If you're paying for it, you want it to fit surely?!

LoveBeingInTheSun · 31/05/2014 11:26

This is the only thing they've put much weddingy effort into, she's a friend you need to discuss this with her.

WeAreEternal · 31/05/2014 11:43

Thank you all of your replies.

The dresses are identical but different colours.
It's a simple strapless long dress with a shof

OP posts:
OnlyLovers · 31/05/2014 11:51

Well, she's put the effort in but you're having to pay – so you both have a say, really.

If she's a friend I think she would want you to look and feel comfortable in the dress.

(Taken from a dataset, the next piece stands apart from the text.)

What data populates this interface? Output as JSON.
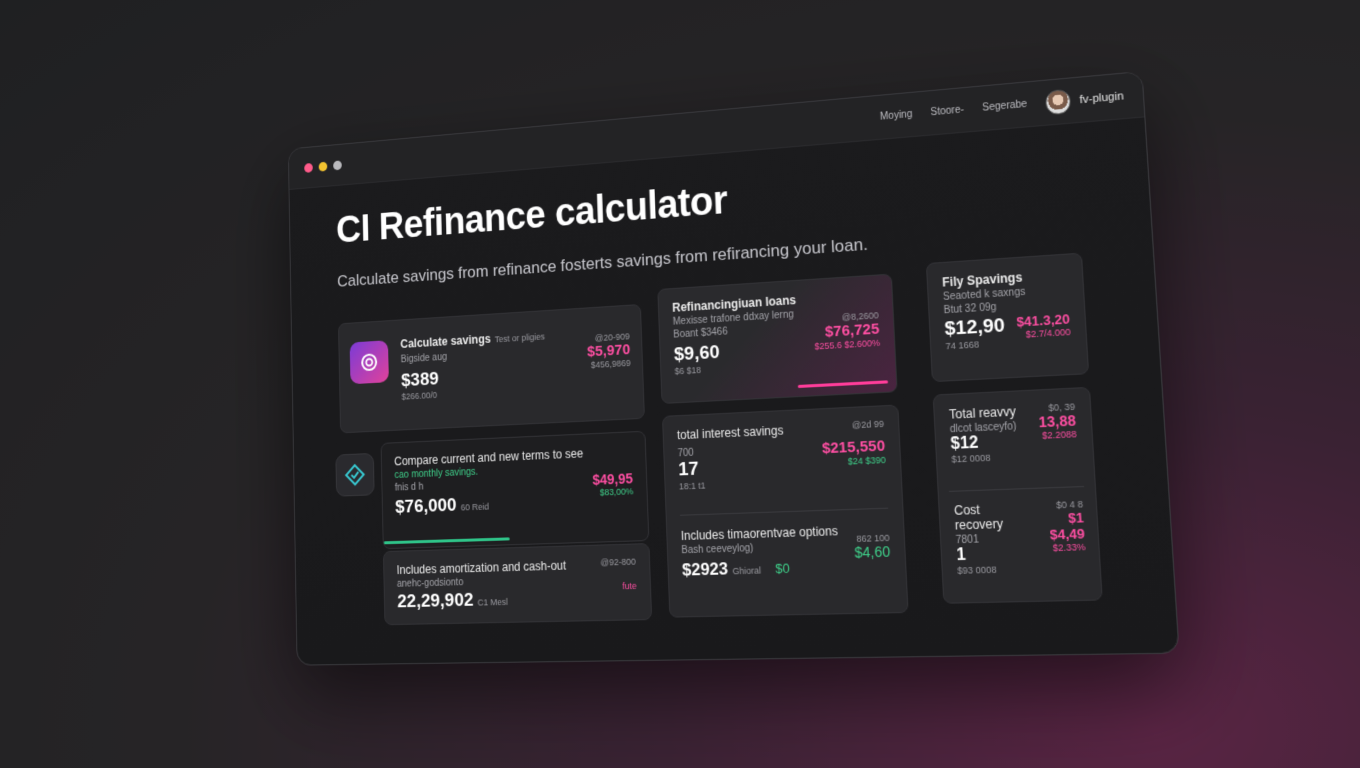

But I know how people can be when they're getting married!

I'd just present the options: get it fixed and it looks slightly different but fits; don't get it fixed and it will look bad on the day and in the photos.

WeAreEternal · 31/05/2014 11:51

With a shiffon type fabric top layer, iykwim.

The brides dress is white and the witnesses dress and mint green.

I don't want to upstage my friend at all, I want the dress to fit properly so that i look nice for her wedding.
I know it would spoil the day if I was uncomfortable and self conscious all day in the dress as it is now.
I can't move in the dress without my boobs exploding out of it, that's how tight it is in the busy, if anything my cleavage would be upstaging as it is, it's awful.

The seamstress said that she would need to add panels and take it in, which would be difficult with the shiffon, the corset would be much easier and she could do it in a few hours.

The dresses were ordered online from china, I don't know why it doesn't fit properly.

OP posts:
diddl · 31/05/2014 11:57

I think it would be worth trying another seamstress first to see if you could get it done without putting a lace up back in which sounds awful to me.

But, you're paying.

Is it a dress that you would/could wear again?

And if so, what look would you prefer for the back?

Revised · 31/05/2014 11:57

I don't understand how you can be one of the 11 most important people in the lives of the happy couple and you can't just have the conversation

mrsbucketxx · 31/05/2014 11:59

theres the problem cheap dresses bought from china.

i would explain to your friend that you cannot wear the dress as it is as it doesn't fit and as your paying for it you will be getting it altered. the dresses will be coordinated in colour but not exact.

failing that you could ask the other witness if she minds altering her dress to so that you both match and the bride will stand out as its not an exact match.

i dont see what the brides issue is tbh

OwlCapone · 31/05/2014 12:00

You need to discuss it properly with the bride. Has she seen what you look like in it?